Greetings from Gowanus, Brooklyn. Things are pretty quiet here this morning: no jackhammering or police sirens, at least for the moment; just a muddled triad of truck-backup tones and the generalized sound of transportation . . . expressway, Fourth Avenue, airplanes.
We got into Manhattan early yesterday afternoon, spent the afternoon in Brooklyn, and then somehow coiled our way north into the Bronx, despite canceled trains and mysterious disappearing subway routes. It was so strange to be surrounded by baseball foes! But our seats were excellent: high up in the terrace above home plate; and even though our team decided to be lackluster, we had a good time watching the evening slide in over the park . . . thick dark blue roiling clouds thickening over the field like a mutable Blake print.

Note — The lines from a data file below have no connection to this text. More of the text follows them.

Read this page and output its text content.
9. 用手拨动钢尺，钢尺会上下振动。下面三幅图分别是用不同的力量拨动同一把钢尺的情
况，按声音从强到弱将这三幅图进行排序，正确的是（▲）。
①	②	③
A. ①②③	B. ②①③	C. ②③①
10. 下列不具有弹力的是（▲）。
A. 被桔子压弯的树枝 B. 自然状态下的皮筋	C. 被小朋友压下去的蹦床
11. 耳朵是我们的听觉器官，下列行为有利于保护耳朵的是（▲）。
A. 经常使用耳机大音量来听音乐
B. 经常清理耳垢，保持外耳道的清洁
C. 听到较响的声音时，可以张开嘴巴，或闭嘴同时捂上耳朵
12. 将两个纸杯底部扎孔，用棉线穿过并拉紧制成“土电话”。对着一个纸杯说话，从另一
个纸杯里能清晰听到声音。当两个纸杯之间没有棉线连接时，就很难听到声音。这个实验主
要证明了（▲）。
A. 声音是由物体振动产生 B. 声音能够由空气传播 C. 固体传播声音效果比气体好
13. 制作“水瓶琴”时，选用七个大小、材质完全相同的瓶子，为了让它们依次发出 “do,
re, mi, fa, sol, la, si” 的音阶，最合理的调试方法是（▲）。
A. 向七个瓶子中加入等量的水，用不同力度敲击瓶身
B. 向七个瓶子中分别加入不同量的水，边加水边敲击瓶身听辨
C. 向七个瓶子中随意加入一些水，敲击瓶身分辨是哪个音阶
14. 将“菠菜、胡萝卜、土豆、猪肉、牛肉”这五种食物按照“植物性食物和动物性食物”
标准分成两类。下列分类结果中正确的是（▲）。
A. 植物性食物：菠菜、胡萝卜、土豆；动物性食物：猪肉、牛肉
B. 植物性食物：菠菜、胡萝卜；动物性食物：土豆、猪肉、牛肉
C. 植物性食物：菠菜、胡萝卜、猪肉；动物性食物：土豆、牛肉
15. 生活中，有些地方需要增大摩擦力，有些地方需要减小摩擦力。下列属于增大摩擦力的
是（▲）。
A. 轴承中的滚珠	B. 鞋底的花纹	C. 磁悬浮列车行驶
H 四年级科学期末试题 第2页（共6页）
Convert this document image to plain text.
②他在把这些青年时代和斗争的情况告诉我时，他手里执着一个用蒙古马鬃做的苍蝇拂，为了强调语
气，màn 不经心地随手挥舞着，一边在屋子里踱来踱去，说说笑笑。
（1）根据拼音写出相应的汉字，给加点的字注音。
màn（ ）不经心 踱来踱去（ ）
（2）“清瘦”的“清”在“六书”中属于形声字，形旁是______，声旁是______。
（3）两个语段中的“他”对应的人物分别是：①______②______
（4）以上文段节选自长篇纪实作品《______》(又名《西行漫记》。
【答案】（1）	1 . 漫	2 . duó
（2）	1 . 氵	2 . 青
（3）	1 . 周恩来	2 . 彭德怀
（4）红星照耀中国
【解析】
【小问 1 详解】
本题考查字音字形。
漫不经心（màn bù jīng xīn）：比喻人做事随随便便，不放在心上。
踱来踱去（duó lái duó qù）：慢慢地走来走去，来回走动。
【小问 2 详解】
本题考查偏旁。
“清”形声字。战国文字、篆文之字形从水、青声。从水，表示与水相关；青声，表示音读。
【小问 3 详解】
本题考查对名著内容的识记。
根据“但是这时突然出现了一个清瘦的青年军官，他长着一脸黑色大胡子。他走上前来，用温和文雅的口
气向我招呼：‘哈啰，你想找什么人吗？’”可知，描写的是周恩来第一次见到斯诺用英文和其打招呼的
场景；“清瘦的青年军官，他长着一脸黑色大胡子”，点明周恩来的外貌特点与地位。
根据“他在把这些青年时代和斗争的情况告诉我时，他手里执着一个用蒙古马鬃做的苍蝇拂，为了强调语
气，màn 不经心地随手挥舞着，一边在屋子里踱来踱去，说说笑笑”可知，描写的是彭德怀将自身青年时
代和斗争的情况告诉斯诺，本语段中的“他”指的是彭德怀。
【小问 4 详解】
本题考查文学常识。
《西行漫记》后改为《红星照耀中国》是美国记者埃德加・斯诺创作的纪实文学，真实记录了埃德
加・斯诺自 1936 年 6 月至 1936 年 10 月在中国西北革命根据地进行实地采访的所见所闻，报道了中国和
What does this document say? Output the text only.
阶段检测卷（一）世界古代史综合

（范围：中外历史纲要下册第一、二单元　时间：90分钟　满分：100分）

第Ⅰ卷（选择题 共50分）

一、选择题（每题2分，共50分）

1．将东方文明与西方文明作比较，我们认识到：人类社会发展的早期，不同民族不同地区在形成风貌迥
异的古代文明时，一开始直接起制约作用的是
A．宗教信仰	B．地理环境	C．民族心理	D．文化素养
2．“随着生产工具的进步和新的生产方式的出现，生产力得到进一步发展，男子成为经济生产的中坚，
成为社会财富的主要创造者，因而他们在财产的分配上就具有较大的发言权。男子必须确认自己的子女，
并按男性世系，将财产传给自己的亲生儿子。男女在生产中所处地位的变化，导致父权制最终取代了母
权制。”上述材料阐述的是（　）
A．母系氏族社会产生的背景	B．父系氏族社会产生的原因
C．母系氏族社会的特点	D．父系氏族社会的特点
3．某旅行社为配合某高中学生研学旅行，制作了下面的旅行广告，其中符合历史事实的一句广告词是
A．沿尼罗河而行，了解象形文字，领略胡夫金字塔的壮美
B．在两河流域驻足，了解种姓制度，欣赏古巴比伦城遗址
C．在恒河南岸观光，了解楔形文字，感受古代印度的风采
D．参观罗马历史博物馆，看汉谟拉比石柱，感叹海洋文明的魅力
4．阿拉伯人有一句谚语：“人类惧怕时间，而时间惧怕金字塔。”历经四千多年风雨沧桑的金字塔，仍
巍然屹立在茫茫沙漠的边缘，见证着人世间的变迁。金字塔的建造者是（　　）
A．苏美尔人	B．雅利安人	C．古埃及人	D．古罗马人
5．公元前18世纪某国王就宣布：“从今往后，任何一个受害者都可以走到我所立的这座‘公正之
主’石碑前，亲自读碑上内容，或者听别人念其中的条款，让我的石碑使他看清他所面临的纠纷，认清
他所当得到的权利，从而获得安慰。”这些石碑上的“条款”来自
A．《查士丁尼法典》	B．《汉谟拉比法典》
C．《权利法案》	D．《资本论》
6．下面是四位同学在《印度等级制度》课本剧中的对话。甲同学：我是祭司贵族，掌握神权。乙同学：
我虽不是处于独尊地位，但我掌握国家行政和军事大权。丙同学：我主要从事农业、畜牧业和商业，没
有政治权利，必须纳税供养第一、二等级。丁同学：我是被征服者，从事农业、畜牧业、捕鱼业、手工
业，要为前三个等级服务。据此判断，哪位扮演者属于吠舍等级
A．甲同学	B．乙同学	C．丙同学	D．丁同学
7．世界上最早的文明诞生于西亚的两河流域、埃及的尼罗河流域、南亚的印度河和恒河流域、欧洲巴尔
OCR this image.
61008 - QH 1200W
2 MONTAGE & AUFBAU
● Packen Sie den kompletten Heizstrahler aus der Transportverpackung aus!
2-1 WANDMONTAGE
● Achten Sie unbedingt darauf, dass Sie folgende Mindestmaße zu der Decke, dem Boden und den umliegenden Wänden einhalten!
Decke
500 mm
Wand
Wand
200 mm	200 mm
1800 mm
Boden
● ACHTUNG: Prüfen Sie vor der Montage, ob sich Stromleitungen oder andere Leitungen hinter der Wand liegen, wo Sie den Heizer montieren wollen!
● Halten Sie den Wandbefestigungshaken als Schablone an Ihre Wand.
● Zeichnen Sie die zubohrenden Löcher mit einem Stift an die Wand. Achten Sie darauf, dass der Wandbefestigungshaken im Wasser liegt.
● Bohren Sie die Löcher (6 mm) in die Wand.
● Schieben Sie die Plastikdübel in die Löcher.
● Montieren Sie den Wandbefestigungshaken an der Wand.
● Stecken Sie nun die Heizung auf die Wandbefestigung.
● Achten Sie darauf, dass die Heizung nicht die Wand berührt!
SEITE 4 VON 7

Today we'll head back north, this time to Inwood, where P has his first appointment to see an apartment. I don't know how successful we're going to be with this, though our Brooklyn friends do have an "I know someone who knows someone" option that might be promising. It is hard to get anyone to trust you to pay rent if you don't yet have a job.
I got the excellent news today that the literary journal At Length wants to publish a large excerpt from my manuscript A Month in Summer. They are one of the few journals that specifically focuses on long poems, and I am very pleased. The excerpt is from the ms that finaled for the National Poetry Series, but since then the book has been kicking around from publisher to publisher, except for a bit that appeared last year in the Beloit Poetry Journal. So this feels encouraging.
2 comments:
I love "mutable Blake print" and I love that MS-- hope it finds a good home. Ruth wrote a lovely draft inspired by gravestones and women's roles in the 18th century that reminded me a bit of your work on the diaries.
Our little writing group was much fun and very productive!! I'm so glad for that.